Revenue by channel is an important metric you can track to determine the performance of your various marketing channels. It is helpful to track how you are investing your money on various platforms and is that generating revenue. It can also help you make better marketing decisions in the future.

For example if you are running ads on any social media platforms, it can give you valuable insights on the number of conversions your ads have received. Google Analytics can give you access to conversion rate and revenue data by channel.

 Website Traffic

Website traffic determines the total number of visits your website gets. This can help you understand the performance of your website and how visible it is. There are various metrics that can help you track website traffic. They can help you optimize your website and convert more customers.

If you want to know more about measuring website metrics, read our blog on How to Measure Website Traffic.

Page Speed/Load Time

Page load time determines the average number of seconds it takes to load a page on your website. If your website is slow it can have a negative effect on user experience, and the customer might leave the page. This will increase your bounce rate. A high bounce rate will impact your ranking on Google and your website might not be visible.

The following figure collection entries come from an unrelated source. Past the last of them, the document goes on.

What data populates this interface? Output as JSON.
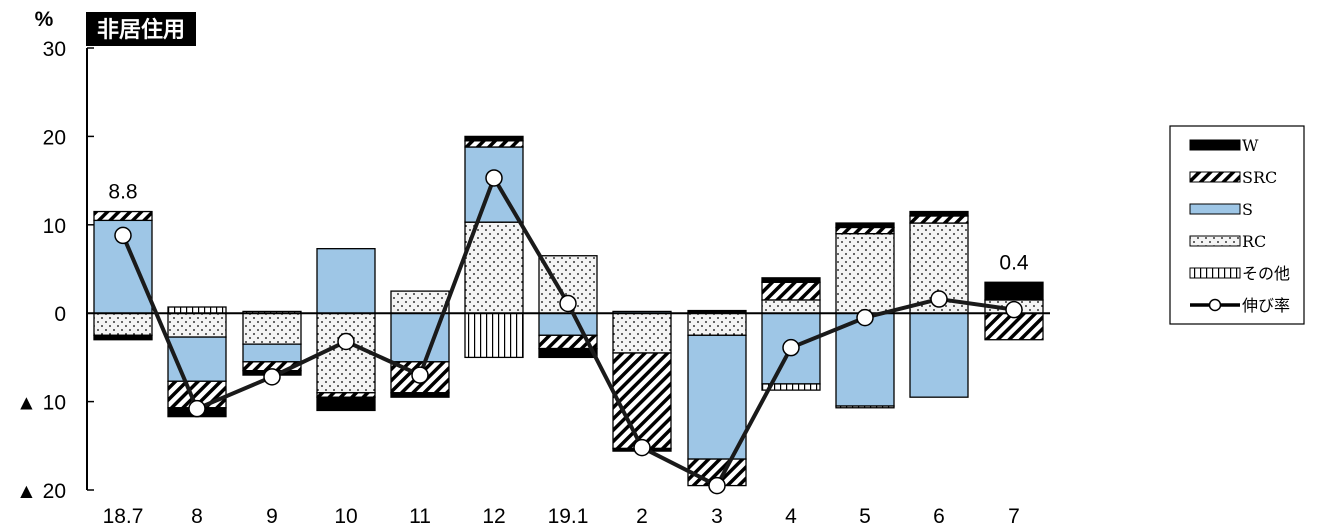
{
  "chart_data": {
    "type": "bar",
    "stacked": true,
    "title": "非居住用",
    "ylabel": "%",
    "ylim": [
      -20,
      30
    ],
    "yticks": [
      30,
      20,
      10,
      0,
      -10,
      -20
    ],
    "ytick_labels": [
      "30",
      "20",
      "10",
      "0",
      "▲ 10",
      "▲ 20"
    ],
    "categories": [
      "18.7",
      "8",
      "9",
      "10",
      "11",
      "12",
      "19.1",
      "2",
      "3",
      "4",
      "5",
      "6",
      "7"
    ],
    "series": [
      {
        "name": "W",
        "values": [
          -0.5,
          -1.0,
          -0.5,
          -1.5,
          -0.5,
          0.5,
          -1.0,
          -0.3,
          0.3,
          0.5,
          0.5,
          0.5,
          2.0
        ]
      },
      {
        "name": "SRC",
        "values": [
          1.0,
          -3.0,
          -1.0,
          -0.5,
          -3.5,
          0.7,
          -1.5,
          -10.8,
          -3.0,
          2.0,
          0.7,
          0.8,
          -3.0
        ]
      },
      {
        "name": "S",
        "values": [
          10.5,
          -5.0,
          -2.0,
          7.3,
          -5.5,
          8.5,
          -2.5,
          0.2,
          -14.0,
          -8.0,
          -10.5,
          -9.5,
          0.0
        ]
      },
      {
        "name": "RC",
        "values": [
          -2.5,
          -2.7,
          -3.5,
          -9.0,
          2.5,
          10.3,
          6.5,
          -4.5,
          -2.5,
          1.5,
          9.0,
          10.2,
          1.5
        ]
      },
      {
        "name": "その他",
        "values": [
          0.0,
          0.7,
          0.2,
          0.0,
          0.0,
          -5.0,
          0.0,
          0.0,
          0.0,
          -0.7,
          -0.2,
          0.0,
          0.0
        ]
      }
    ],
    "line": {
      "name": "伸び率",
      "values": [
        8.8,
        -10.8,
        -7.2,
        -3.2,
        -7.0,
        15.3,
        1.1,
        -15.2,
        -19.5,
        -3.9,
        -0.5,
        1.6,
        0.4
      ]
    },
    "annotations": [
      {
        "category": "18.7",
        "text": "8.8"
      },
      {
        "category": "7",
        "text": "0.4"
      }
    ],
    "legend_position": "right",
    "grid": false
  },
  "style": {
    "W": "#000000",
    "S": "#9ec6e6",
    "RC": "#f4f4f4",
    "line": "#1a1a1a"
  }
}
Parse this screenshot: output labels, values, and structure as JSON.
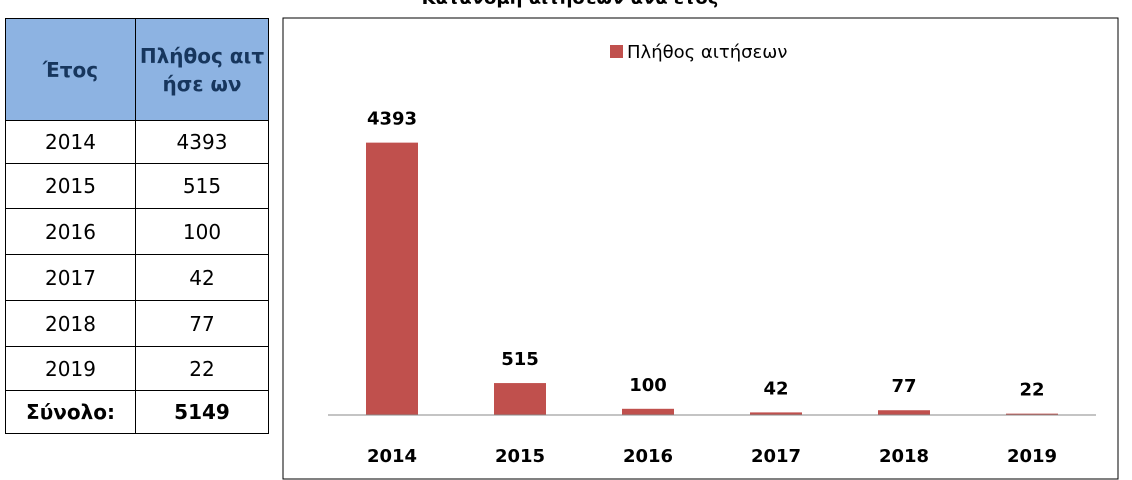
{
  "table": {
    "header": [
      "Έτος",
      "Πλήθος αιτήσε ων"
    ],
    "rows": [
      [
        "2014",
        "4393"
      ],
      [
        "2015",
        "515"
      ],
      [
        "2016",
        "100"
      ],
      [
        "2017",
        "42"
      ],
      [
        "2018",
        "77"
      ],
      [
        "2019",
        "22"
      ]
    ],
    "total": [
      "Σύνολο:",
      "5149"
    ]
  },
  "chart_data": {
    "type": "bar",
    "title": "Κατανομή αιτήσεων ανά έτος",
    "categories": [
      "2014",
      "2015",
      "2016",
      "2017",
      "2018",
      "2019"
    ],
    "series": [
      {
        "name": "Πλήθος αιτήσεων",
        "color": "#c0504d",
        "values": [
          4393,
          515,
          100,
          42,
          77,
          22
        ]
      }
    ],
    "ylim": [
      0,
      5000
    ],
    "legend": "top"
  }
}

Page speed is crucial for user experience. This metric can help you check the load time for your website, and you can make improvements to reduce it. This metric is important because it not only affects the bounce rate but also sales conversion rate. If the customers are leaving without taking any action, then there might be no purchases.

 Email Opt-in Rate

Email opt-in rate is the percentage of site visitors who subscribe to your mailing list. The subscription is voluntary which is why visitors need to be given an incentive so they can join your email list. You can give them free eBooks, white papers or discounts that will encourage visitors to sign up.

If visitors are willing to sign up to your email list, it means that they are interested in your products or services. They are more likely to make a purchase in the future.


Online stores irrespective of their size need to pay attention to ecommerce metrics. The metrics discussed above can help you get insights on the overall performance of your business. But along with tracking profit and revenue, you also need to focus on other aspects such as website, customers, channels etc. as they are contributing to your success. Make sure not to leave out these metrics in your audit. These metrics will eventually help you improve your online business and marketing strategies in the long run.